El padre Von Wernick continuó pidiendo “paciencia y fe” a los ya desesperados familiares que nunca más tuvieron noticias de sus hijos después de aquel fatídico 30 de noviembre.
El oficial Amed reveló también que los seis cuerpos fueron quemados en una gran hoguera en Puesto Vasco, otro campo de detención y exterminio. Los cuerpos ardieron durante tres horas.

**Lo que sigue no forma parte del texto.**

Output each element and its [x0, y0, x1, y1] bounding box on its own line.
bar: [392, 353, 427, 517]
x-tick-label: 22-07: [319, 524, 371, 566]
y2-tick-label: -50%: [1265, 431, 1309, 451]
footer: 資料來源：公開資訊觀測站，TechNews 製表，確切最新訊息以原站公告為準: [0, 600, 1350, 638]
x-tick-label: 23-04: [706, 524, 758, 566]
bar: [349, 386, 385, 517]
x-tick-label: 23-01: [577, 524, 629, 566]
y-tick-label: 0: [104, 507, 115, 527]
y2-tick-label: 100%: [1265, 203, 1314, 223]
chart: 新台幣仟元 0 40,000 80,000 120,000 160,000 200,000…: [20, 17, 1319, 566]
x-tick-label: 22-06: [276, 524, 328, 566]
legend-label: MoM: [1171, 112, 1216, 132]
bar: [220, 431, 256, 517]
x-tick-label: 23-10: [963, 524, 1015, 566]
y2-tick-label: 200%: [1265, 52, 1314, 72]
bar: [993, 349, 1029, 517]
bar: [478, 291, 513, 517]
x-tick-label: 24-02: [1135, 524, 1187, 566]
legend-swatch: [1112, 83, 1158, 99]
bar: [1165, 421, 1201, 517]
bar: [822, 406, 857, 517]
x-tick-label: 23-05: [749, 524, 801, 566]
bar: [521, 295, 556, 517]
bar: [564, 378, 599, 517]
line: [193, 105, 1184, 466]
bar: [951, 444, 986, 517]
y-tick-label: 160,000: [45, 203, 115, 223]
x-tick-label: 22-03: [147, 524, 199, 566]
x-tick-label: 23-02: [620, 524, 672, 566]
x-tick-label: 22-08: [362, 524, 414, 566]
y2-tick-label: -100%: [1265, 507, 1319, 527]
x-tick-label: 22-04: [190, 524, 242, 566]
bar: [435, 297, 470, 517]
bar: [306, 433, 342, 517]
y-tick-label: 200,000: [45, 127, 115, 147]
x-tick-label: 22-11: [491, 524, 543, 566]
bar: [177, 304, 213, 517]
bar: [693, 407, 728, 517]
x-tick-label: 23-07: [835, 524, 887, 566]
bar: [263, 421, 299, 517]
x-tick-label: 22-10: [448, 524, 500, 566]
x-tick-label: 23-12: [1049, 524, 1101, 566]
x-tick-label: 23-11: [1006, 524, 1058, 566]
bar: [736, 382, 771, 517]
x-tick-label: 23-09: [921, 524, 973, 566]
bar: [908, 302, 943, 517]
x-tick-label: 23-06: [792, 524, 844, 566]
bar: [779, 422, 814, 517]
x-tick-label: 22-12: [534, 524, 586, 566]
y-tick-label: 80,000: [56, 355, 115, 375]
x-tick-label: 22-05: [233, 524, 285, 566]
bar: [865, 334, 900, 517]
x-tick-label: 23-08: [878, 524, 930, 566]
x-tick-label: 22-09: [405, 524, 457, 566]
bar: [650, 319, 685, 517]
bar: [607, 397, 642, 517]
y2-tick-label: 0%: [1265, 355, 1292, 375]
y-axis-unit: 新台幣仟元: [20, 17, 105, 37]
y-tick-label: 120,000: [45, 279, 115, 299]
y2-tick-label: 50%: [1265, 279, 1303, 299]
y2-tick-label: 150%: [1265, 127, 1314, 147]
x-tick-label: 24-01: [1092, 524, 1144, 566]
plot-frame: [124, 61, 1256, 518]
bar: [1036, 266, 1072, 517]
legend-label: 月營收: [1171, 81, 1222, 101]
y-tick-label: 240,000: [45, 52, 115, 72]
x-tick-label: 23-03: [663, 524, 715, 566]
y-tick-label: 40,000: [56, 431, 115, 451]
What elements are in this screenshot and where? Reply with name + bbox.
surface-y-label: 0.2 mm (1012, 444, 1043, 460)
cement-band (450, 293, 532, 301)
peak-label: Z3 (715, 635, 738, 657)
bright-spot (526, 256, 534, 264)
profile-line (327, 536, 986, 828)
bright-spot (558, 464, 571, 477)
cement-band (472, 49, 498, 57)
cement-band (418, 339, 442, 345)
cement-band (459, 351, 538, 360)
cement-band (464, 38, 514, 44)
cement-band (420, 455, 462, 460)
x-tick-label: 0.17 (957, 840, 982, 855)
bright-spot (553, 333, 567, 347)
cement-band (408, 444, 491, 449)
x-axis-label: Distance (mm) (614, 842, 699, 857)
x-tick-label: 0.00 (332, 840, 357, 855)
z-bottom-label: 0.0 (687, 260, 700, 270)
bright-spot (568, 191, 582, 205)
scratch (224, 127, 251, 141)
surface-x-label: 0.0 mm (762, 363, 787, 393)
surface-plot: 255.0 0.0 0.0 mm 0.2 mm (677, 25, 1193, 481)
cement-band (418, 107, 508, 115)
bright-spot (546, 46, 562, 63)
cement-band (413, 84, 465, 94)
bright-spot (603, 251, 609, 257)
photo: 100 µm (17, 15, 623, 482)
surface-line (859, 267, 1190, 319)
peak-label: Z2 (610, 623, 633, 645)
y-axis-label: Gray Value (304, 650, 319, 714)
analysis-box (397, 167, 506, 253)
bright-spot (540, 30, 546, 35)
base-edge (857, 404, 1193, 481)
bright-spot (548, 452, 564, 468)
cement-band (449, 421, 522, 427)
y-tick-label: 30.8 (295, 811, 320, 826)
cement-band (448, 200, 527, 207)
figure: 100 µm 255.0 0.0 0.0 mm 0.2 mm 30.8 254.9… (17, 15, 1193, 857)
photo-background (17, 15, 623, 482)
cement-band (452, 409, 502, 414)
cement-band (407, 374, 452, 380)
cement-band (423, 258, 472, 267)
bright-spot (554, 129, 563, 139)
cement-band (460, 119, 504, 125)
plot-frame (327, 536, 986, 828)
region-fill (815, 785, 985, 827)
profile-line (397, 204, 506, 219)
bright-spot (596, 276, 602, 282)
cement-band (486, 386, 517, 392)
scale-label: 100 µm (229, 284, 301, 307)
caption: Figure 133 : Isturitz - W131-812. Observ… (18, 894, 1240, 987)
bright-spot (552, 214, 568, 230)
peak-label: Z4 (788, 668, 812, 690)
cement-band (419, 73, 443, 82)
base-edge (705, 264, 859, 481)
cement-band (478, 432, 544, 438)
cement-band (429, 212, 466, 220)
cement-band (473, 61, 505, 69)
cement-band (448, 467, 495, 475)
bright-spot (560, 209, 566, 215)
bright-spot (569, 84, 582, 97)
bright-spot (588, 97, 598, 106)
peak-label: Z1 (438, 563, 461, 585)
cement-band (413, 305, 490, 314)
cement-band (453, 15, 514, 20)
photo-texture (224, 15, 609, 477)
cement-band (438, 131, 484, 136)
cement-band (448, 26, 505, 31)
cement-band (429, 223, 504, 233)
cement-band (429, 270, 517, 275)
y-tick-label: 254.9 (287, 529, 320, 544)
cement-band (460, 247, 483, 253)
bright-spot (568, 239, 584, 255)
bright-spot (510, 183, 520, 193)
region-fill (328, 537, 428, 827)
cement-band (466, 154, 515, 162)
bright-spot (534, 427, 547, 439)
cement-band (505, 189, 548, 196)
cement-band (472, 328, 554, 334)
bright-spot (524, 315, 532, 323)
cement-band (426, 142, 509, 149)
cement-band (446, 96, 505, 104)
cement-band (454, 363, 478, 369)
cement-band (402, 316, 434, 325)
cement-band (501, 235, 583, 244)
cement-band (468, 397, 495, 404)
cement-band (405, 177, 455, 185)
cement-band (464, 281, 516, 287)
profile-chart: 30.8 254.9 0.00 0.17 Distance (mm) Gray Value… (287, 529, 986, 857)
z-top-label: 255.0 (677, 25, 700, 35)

Un tabú aún dentro de este dolido país que comienza a juzgar su pasado de horrores, el colaboracionismo parece irrelevante ante el magnicidio. Sin embargo, formó parte de la estrategia militar. Mediante aniquiladoras sesiones de torturas, en las que sobraba el sadismo y la demencia, tentaban captar al preso “quebrado”, como se le llamaba en la jerga montonera, utilizada luego por los militares. El trabajo de colaboración variaba de un campo a otro y los elegidos eran siempre los altos dirigentes montoneros. Algunos salían a reconocer en la calle a ex compañeros. Silvia Labayru, detenida en la Escuela de Mecánica de la Armada, el más siniestro de los lugares de detención, donde convivían kafkianamente colaboracionistas y verdugos, relató a la Conadep que se hizo pasar por hermana del capitán Astiz ante el grupo de las Madres de la Plaza de Mayo, en el que el militar se había infiltrado para secuestrar y matar a la fundadora de ese grupo, Azucena Villaflor de Vicenti, y las dos monjas francesas, Leonie Duquet y Alice Domon. Las tres desaparecieron después de horribles torturas.
Otros colaboraban en los trabajos administrativos del centro de detención. Archivaban los diarios, especialmente los recortes que contra la Junta Militar publicaban los diarios extranjeros. Los mismos que los argentinos no podían leer por la censura. Y hubo varios que, más sanguinarios que sus mismos captores, llegaron a torturar a sus ex compañeros como forma de destruir las causas del encierro.
Sin embargo, muchos de esos ex compañeros colaboracionistas son hoy los principales testimonios en contra del accionar represivo de las tres Juntas Militares. Primero, por sus relatos ante la Conadep, y ahora, seguramente ante el juicio público, ellos permitieron reconstruir hasta en las aspectos más prosaicos ese espacio de dolor y muerte por el que pasaron miles de secuestrados, a los que precisamente se los había hecho desaparecer para evitar las pruebas condenatorias.